Autre élément inclus dans la grille d’évaluation de l’exécutif européen, l’adéquation avec “la totalité ou une partie importante des recommandations” par pays de la Commission européenne. Dans le cadre du semestre européen, destiné à coordonner les politiques économiques des États membres, celles-ci fournissent des orientations sur les réformes structurelles, les politiques budgétaires et la prévention des déséquilibres macroéconomiques. “Pour beaucoup d’États membres, il y a des recommandations de nature sociale”, précise encore Carole Labbé, citant l’exemple de l’amélioration des systèmes d’accompagnement des chômeurs. Sur ce point, elle rappelle qu’il existe une marge de discrétion, chaque gouvernement national étant invité à mettre en œuvre les réformes les plus pertinentes compte tenu de sa situation économique.

Le plan national pour la reprise et la résilience interroge enfin sur la stratégie post-crise à adopter concernant les aides sociales, qui ont été déployées en masse à travers des mesures d’urgence et qui ont permis de maintenir l’économie à flots. 

Qu’y a-t-il dans le plan national de relance et de résilience français ?

Le 27 avril, Bruno Le Maire a présenté le plan national pour la reprise et la résilience, en compagnie de son homologue allemand Olaf Scholz. Ce dernier poursuit trois priorités clés : l’écologie, la compétitivité ainsi que la cohésion sociale et territoriale.

Le document de 815 pages liste les ambitions précises réparties en neuf composantes. La France devrait recevoir environ 40 milliards d’euros du plan de relance européen.

Pour en savoir plus, consultez la synthèse rédigée par le ministère de l’Économie, des Finances et de la Relance.

Des actions pour répondre aux conséquences sociales de la crise 

Depuis le mois de septembre et la présentation du plan de relance, la France avait mis en œuvre des mesures sur ses fonds nationaux, visant notamment à promouvoir l’emploi des jeunes. La promotion de l’emploi des jeunes répond à une nécessité.
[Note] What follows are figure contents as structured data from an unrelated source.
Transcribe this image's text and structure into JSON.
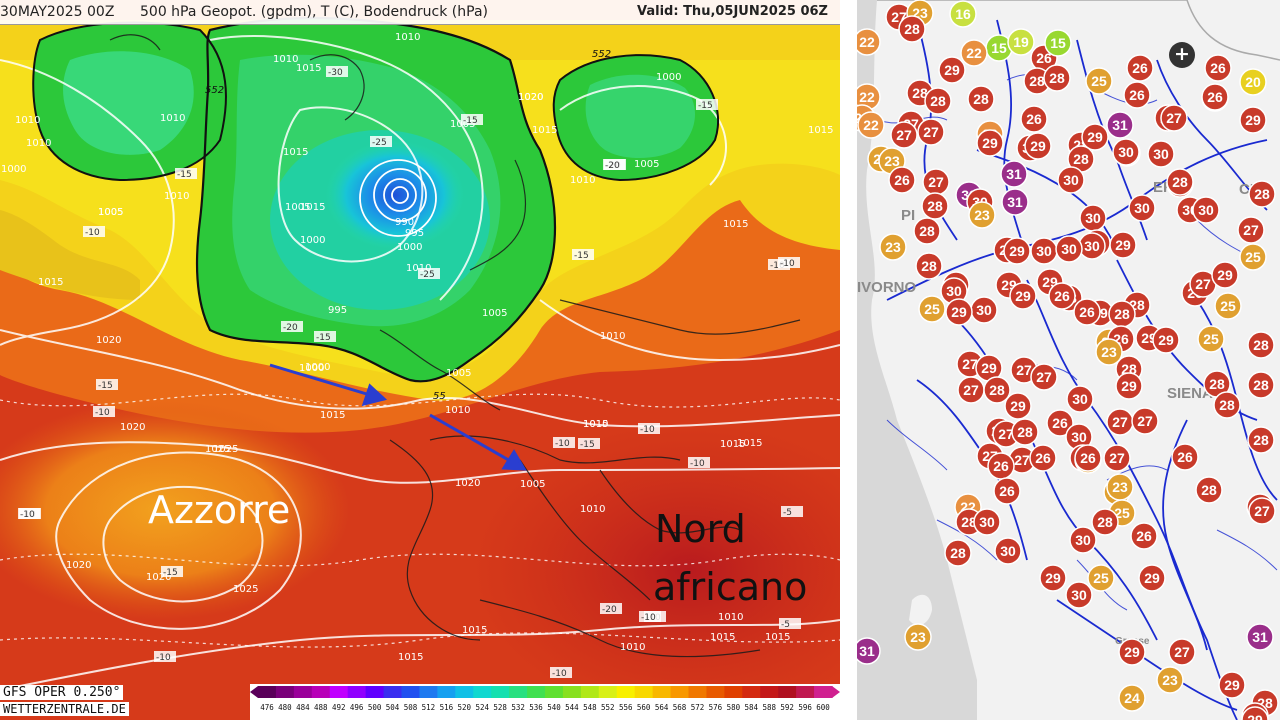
{
  "left_map": {
    "header": {
      "run": "30MAY2025 00Z",
      "description": "500 hPa Geopot. (gpdm), T (C), Bodendruck (hPa)",
      "valid": "Valid: Thu,05JUN2025 06Z"
    },
    "labels": {
      "azzorre": "Azzorre",
      "nord_line1": "Nord",
      "nord_line2": "africano"
    },
    "footer": {
      "model": "GFS OPER 0.250°",
      "source": "WETTERZENTRALE.DE"
    },
    "colorbar": {
      "ticks": [
        "476",
        "480",
        "484",
        "488",
        "492",
        "496",
        "500",
        "504",
        "508",
        "512",
        "516",
        "520",
        "524",
        "528",
        "532",
        "536",
        "540",
        "544",
        "548",
        "552",
        "556",
        "560",
        "564",
        "568",
        "572",
        "576",
        "580",
        "584",
        "588",
        "592",
        "596",
        "600"
      ],
      "colors": [
        "#5a005a",
        "#7a007a",
        "#9a009a",
        "#b800b8",
        "#c000ff",
        "#9000ff",
        "#6000ff",
        "#3a2ef0",
        "#2050f0",
        "#1e7af0",
        "#16a0f0",
        "#10c0e6",
        "#10d8d0",
        "#14e0b0",
        "#28e080",
        "#40e050",
        "#60e030",
        "#88e020",
        "#b0e818",
        "#d8f018",
        "#f8f000",
        "#f8d800",
        "#f8b800",
        "#f89800",
        "#f07800",
        "#e85a00",
        "#e04000",
        "#d42a10",
        "#c41818",
        "#b01020",
        "#c01850",
        "#d02090"
      ]
    },
    "pressure_labels": [
      {
        "t": "1010"
      },
      {
        "t": "1010"
      },
      {
        "t": "1015"
      },
      {
        "t": "1020"
      },
      {
        "t": "1025"
      },
      {
        "t": "1020"
      },
      {
        "t": "1015"
      },
      {
        "t": "1010"
      },
      {
        "t": "1005"
      },
      {
        "t": "990"
      },
      {
        "t": "995"
      },
      {
        "t": "1000"
      },
      {
        "t": "1000"
      },
      {
        "t": "995"
      },
      {
        "t": "1005"
      },
      {
        "t": "1000"
      },
      {
        "t": "1005"
      },
      {
        "t": "1020"
      },
      {
        "t": "1015"
      },
      {
        "t": "1000"
      },
      {
        "t": "1005"
      },
      {
        "t": "1010"
      },
      {
        "t": "1010"
      },
      {
        "t": "1015"
      },
      {
        "t": "1005"
      },
      {
        "t": "1010"
      },
      {
        "t": "1005"
      },
      {
        "t": "1000"
      },
      {
        "t": "1010"
      },
      {
        "t": "1005"
      },
      {
        "t": "1015"
      },
      {
        "t": "1015"
      },
      {
        "t": "1005"
      },
      {
        "t": "1010"
      },
      {
        "t": "1015"
      },
      {
        "t": "1020"
      },
      {
        "t": "1025"
      },
      {
        "t": "1020"
      },
      {
        "t": "1025"
      },
      {
        "t": "1020"
      },
      {
        "t": "1015"
      },
      {
        "t": "1015"
      },
      {
        "t": "1010"
      },
      {
        "t": "1015"
      },
      {
        "t": "1015"
      },
      {
        "t": "1010"
      },
      {
        "t": "1015"
      },
      {
        "t": "1010"
      },
      {
        "t": "1010"
      },
      {
        "t": "1015"
      },
      {
        "t": "1010"
      },
      {
        "t": "1010"
      },
      {
        "t": "1015"
      },
      {
        "t": "1015"
      },
      {
        "t": "1000"
      },
      {
        "t": "1020"
      }
    ],
    "temperature_labels": [
      {
        "t": "-30"
      },
      {
        "t": "-25"
      },
      {
        "t": "-15"
      },
      {
        "t": "-15"
      },
      {
        "t": "-20"
      },
      {
        "t": "-15"
      },
      {
        "t": "-10"
      },
      {
        "t": "-20"
      },
      {
        "t": "-15"
      },
      {
        "t": "-25"
      },
      {
        "t": "-10"
      },
      {
        "t": "-15"
      },
      {
        "t": "-10"
      },
      {
        "t": "-15"
      },
      {
        "t": "-10"
      },
      {
        "t": "-10"
      },
      {
        "t": "-10"
      },
      {
        "t": "-15"
      },
      {
        "t": "-10"
      },
      {
        "t": "-20"
      },
      {
        "t": "-5"
      },
      {
        "t": "-10"
      },
      {
        "t": "-10"
      },
      {
        "t": "-10"
      },
      {
        "t": "-5"
      },
      {
        "t": "-15"
      },
      {
        "t": "-10"
      },
      {
        "t": "-20"
      },
      {
        "t": "-10"
      },
      {
        "t": "-10"
      }
    ],
    "geopotential_labels": [
      {
        "t": "552"
      },
      {
        "t": "552"
      },
      {
        "t": "55"
      }
    ],
    "arrow_color": "#2a3ed0"
  },
  "right_map": {
    "place_labels": [
      {
        "t": "PI"
      },
      {
        "t": "IVORNO"
      },
      {
        "t": "SIENA"
      },
      {
        "t": "FI"
      },
      {
        "t": "E"
      },
      {
        "t": "CE"
      },
      {
        "t": "Grosse"
      }
    ],
    "zoom_label": "+",
    "color_scale": {
      "t15": "#98d830",
      "t16": "#c8e040",
      "t19": "#c8e040",
      "t20": "#e8d020",
      "t22": "#e89040",
      "t23": "#e0a030",
      "t24": "#e0a030",
      "t25": "#e0a030",
      "t26": "#c83a2a",
      "t27": "#c83a2a",
      "t28": "#c83a2a",
      "t29": "#c83a2a",
      "t30": "#c83a2a",
      "t31": "#9a2e8a",
      "t32": "#9a2e8a"
    },
    "stations": [
      {
        "t": "27"
      },
      {
        "t": "23"
      },
      {
        "t": "16"
      },
      {
        "t": "22"
      },
      {
        "t": "28"
      },
      {
        "t": "22"
      },
      {
        "t": "15"
      },
      {
        "t": "19"
      },
      {
        "t": "26"
      },
      {
        "t": "15"
      },
      {
        "t": "22"
      },
      {
        "t": "29"
      },
      {
        "t": "26"
      },
      {
        "t": "28"
      },
      {
        "t": "28"
      },
      {
        "t": "25"
      },
      {
        "t": "26"
      },
      {
        "t": "26"
      },
      {
        "t": "23"
      },
      {
        "t": "20"
      },
      {
        "t": "22"
      },
      {
        "t": "28"
      },
      {
        "t": "27"
      },
      {
        "t": "28"
      },
      {
        "t": "22"
      },
      {
        "t": "27"
      },
      {
        "t": "28"
      },
      {
        "t": "26"
      },
      {
        "t": "27"
      },
      {
        "t": "22"
      },
      {
        "t": "27"
      },
      {
        "t": "23"
      },
      {
        "t": "28"
      },
      {
        "t": "26"
      },
      {
        "t": "31"
      },
      {
        "t": "27"
      },
      {
        "t": "29"
      },
      {
        "t": "23"
      },
      {
        "t": "29"
      },
      {
        "t": "29"
      },
      {
        "t": "30"
      },
      {
        "t": "29"
      },
      {
        "t": "30"
      },
      {
        "t": "28"
      },
      {
        "t": "30"
      },
      {
        "t": "30"
      },
      {
        "t": "26"
      },
      {
        "t": "27"
      },
      {
        "t": "31"
      },
      {
        "t": "30"
      },
      {
        "t": "32"
      },
      {
        "t": "30"
      },
      {
        "t": "29"
      },
      {
        "t": "28"
      },
      {
        "t": "28"
      },
      {
        "t": "28"
      },
      {
        "t": "23"
      },
      {
        "t": "31"
      },
      {
        "t": "30"
      },
      {
        "t": "30"
      },
      {
        "t": "30"
      },
      {
        "t": "23"
      },
      {
        "t": "28"
      },
      {
        "t": "29"
      },
      {
        "t": "29"
      },
      {
        "t": "30"
      },
      {
        "t": "29"
      },
      {
        "t": "30"
      },
      {
        "t": "30"
      },
      {
        "t": "30"
      },
      {
        "t": "30"
      },
      {
        "t": "27"
      },
      {
        "t": "28"
      },
      {
        "t": "28"
      },
      {
        "t": "30"
      },
      {
        "t": "29"
      },
      {
        "t": "30"
      },
      {
        "t": "29"
      },
      {
        "t": "29"
      },
      {
        "t": "26"
      },
      {
        "t": "27"
      },
      {
        "t": "29"
      },
      {
        "t": "25"
      },
      {
        "t": "25"
      },
      {
        "t": "30"
      },
      {
        "t": "29"
      },
      {
        "t": "29"
      },
      {
        "t": "28"
      },
      {
        "t": "26"
      },
      {
        "t": "28"
      },
      {
        "t": "25"
      },
      {
        "t": "26"
      },
      {
        "t": "29"
      },
      {
        "t": "25"
      },
      {
        "t": "26"
      },
      {
        "t": "29"
      },
      {
        "t": "28"
      },
      {
        "t": "23"
      },
      {
        "t": "25"
      },
      {
        "t": "27"
      },
      {
        "t": "29"
      },
      {
        "t": "27"
      },
      {
        "t": "27"
      },
      {
        "t": "28"
      },
      {
        "t": "28"
      },
      {
        "t": "29"
      },
      {
        "t": "27"
      },
      {
        "t": "28"
      },
      {
        "t": "28"
      },
      {
        "t": "30"
      },
      {
        "t": "29"
      },
      {
        "t": "27"
      },
      {
        "t": "28"
      },
      {
        "t": "26"
      },
      {
        "t": "28"
      },
      {
        "t": "27"
      },
      {
        "t": "30"
      },
      {
        "t": "27"
      },
      {
        "t": "28"
      },
      {
        "t": "26"
      },
      {
        "t": "27"
      },
      {
        "t": "27"
      },
      {
        "t": "26"
      },
      {
        "t": "23"
      },
      {
        "t": "27"
      },
      {
        "t": "26"
      },
      {
        "t": "26"
      },
      {
        "t": "28"
      },
      {
        "t": "22"
      },
      {
        "t": "26"
      },
      {
        "t": "25"
      },
      {
        "t": "23"
      },
      {
        "t": "25"
      },
      {
        "t": "26"
      },
      {
        "t": "28"
      },
      {
        "t": "27"
      },
      {
        "t": "28"
      },
      {
        "t": "30"
      },
      {
        "t": "26"
      },
      {
        "t": "28"
      },
      {
        "t": "27"
      },
      {
        "t": "28"
      },
      {
        "t": "30"
      },
      {
        "t": "30"
      },
      {
        "t": "29"
      },
      {
        "t": "29"
      },
      {
        "t": "30"
      },
      {
        "t": "25"
      },
      {
        "t": "23"
      },
      {
        "t": "31"
      },
      {
        "t": "29"
      },
      {
        "t": "27"
      },
      {
        "t": "31"
      },
      {
        "t": "23"
      },
      {
        "t": "24"
      },
      {
        "t": "29"
      },
      {
        "t": "28"
      },
      {
        "t": "27"
      },
      {
        "t": "29"
      }
    ]
  }
}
Ces derniers (de moins de 25 ans) dont le nombre de chômeurs a augmenté de 400 000 entre février et décembre 2020 dans l’UE ont particulièrement souffert des conséquences de la crise sanitaire. “Les jeunes à la recherche d’un premier emploi ont trop souvent été découragés”, reconnaissait la présidente de la Commission Ursula von der Leyen devant les membres des Parlements européen et nationaux le 22 février 2021.
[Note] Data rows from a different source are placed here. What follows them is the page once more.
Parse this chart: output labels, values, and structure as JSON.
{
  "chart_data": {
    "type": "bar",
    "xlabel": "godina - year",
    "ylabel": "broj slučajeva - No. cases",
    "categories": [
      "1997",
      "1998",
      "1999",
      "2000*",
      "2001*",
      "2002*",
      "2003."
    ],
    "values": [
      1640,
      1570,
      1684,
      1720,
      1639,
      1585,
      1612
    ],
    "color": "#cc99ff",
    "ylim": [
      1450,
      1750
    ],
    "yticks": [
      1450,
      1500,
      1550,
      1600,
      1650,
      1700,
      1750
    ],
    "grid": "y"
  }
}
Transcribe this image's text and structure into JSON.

Mais mais ils ne sont pas les seuls : “Les femmes ont plus perdu leur emploi que les hommes”, ajoutait la cheffe de l’exécutif européen. En première ligne durant ces mois, notamment parce qu’elles représentent 76 % des effectifs dans le domaine de la santé en Europe, les femmes ont particulièrement souffert des répercussions liées à la crise. En effet, 31,3 % d’entre elles occupaient un emploi à temps partiel dans l’Union européenne en 2019, contre seulement 8,7 % de leurs homologues masculins, selon une étude du Parlement européen, et étaient donc moins bien armées économiquement pour affronter la crise. Enfin, dans de nombreux États membres, ces dernières occupent une part importante des emplois dans l’économie informelle, confrontés à des statuts sans protection sociale, couverture médicale ou indemnités de chômage.
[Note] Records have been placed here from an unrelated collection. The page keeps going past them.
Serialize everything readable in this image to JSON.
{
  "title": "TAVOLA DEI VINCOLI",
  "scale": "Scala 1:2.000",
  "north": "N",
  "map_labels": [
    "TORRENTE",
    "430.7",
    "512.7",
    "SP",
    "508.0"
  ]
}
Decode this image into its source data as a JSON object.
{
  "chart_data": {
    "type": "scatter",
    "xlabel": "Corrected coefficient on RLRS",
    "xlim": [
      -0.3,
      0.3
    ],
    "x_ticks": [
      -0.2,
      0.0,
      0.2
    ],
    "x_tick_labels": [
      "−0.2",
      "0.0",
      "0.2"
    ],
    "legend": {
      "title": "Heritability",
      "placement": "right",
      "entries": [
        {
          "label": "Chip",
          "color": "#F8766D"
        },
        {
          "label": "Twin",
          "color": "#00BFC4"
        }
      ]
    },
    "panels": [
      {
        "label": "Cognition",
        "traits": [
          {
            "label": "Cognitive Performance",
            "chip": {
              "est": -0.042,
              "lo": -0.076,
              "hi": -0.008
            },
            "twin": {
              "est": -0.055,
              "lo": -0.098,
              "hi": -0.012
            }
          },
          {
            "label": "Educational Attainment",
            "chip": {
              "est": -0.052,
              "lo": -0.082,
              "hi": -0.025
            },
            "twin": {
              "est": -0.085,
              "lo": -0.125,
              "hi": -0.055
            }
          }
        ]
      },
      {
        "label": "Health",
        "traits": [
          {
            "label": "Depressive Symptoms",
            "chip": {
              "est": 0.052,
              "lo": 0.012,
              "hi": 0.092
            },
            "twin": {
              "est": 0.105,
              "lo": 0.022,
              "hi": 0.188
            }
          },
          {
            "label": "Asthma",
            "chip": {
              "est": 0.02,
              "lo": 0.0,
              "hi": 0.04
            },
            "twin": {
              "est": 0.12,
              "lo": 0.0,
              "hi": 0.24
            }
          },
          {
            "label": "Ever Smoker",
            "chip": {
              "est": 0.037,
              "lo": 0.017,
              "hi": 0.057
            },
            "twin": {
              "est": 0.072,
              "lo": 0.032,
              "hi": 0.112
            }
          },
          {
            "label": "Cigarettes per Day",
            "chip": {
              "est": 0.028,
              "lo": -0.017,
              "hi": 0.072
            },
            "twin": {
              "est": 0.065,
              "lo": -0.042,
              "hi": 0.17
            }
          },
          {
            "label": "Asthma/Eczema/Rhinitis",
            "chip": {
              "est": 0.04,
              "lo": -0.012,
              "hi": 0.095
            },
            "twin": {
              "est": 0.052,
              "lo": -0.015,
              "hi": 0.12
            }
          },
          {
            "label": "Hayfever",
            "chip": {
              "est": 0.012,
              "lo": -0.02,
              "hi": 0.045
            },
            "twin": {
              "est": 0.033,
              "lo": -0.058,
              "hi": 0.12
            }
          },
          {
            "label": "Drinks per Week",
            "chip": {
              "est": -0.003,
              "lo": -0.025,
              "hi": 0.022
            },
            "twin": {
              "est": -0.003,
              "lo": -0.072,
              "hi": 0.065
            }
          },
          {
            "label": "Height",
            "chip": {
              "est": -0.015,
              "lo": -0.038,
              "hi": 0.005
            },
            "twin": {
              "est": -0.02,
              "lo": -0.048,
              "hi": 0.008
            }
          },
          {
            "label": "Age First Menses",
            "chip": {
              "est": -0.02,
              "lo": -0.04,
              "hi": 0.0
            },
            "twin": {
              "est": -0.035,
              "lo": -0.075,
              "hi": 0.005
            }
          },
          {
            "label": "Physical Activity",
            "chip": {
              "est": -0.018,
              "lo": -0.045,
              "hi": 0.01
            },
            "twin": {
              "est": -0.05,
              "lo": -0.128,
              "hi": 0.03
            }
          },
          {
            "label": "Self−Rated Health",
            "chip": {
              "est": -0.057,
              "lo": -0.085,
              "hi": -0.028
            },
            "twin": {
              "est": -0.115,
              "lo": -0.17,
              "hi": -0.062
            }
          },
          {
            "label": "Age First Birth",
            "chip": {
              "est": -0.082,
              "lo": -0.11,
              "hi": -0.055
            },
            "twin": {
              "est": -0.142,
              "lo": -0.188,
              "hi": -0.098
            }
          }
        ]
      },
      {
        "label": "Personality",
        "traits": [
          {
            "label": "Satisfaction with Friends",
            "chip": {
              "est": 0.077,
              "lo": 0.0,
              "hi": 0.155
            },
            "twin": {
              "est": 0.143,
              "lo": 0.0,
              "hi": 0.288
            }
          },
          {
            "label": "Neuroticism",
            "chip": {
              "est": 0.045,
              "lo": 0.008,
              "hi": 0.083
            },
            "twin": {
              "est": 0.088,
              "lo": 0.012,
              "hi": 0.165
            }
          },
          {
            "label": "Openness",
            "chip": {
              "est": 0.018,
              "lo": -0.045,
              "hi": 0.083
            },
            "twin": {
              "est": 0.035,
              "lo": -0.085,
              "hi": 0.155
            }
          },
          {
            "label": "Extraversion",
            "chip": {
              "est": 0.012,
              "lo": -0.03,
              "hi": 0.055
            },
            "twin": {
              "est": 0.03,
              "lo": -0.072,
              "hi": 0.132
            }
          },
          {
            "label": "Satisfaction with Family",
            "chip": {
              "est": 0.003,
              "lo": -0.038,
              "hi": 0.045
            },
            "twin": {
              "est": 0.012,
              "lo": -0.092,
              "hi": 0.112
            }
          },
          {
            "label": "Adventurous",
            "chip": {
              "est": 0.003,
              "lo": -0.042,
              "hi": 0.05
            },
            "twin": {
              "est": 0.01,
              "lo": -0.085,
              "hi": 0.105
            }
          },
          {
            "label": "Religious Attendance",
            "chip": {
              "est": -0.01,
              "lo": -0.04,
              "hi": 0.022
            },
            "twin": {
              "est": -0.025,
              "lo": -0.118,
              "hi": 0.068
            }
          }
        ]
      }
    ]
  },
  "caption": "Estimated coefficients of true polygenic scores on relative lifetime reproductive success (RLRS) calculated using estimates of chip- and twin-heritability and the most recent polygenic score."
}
Le virus n’a d’ailleurs fait qu’exacerber des inégalités déjà présentes sur le Vieux Continent et dans le monde. Si les 1 000 personnes les plus riches de la planète ont d’ores et déjà retrouvé leur niveau de richesse d’avant la crise sanitaire, il faudra sans doute “plus de dix ans aux personnes les plus pauvres pour se relever des impacts économiques de la pandémie”, précise un rapport de l’ONG Oxfam sur le sujet.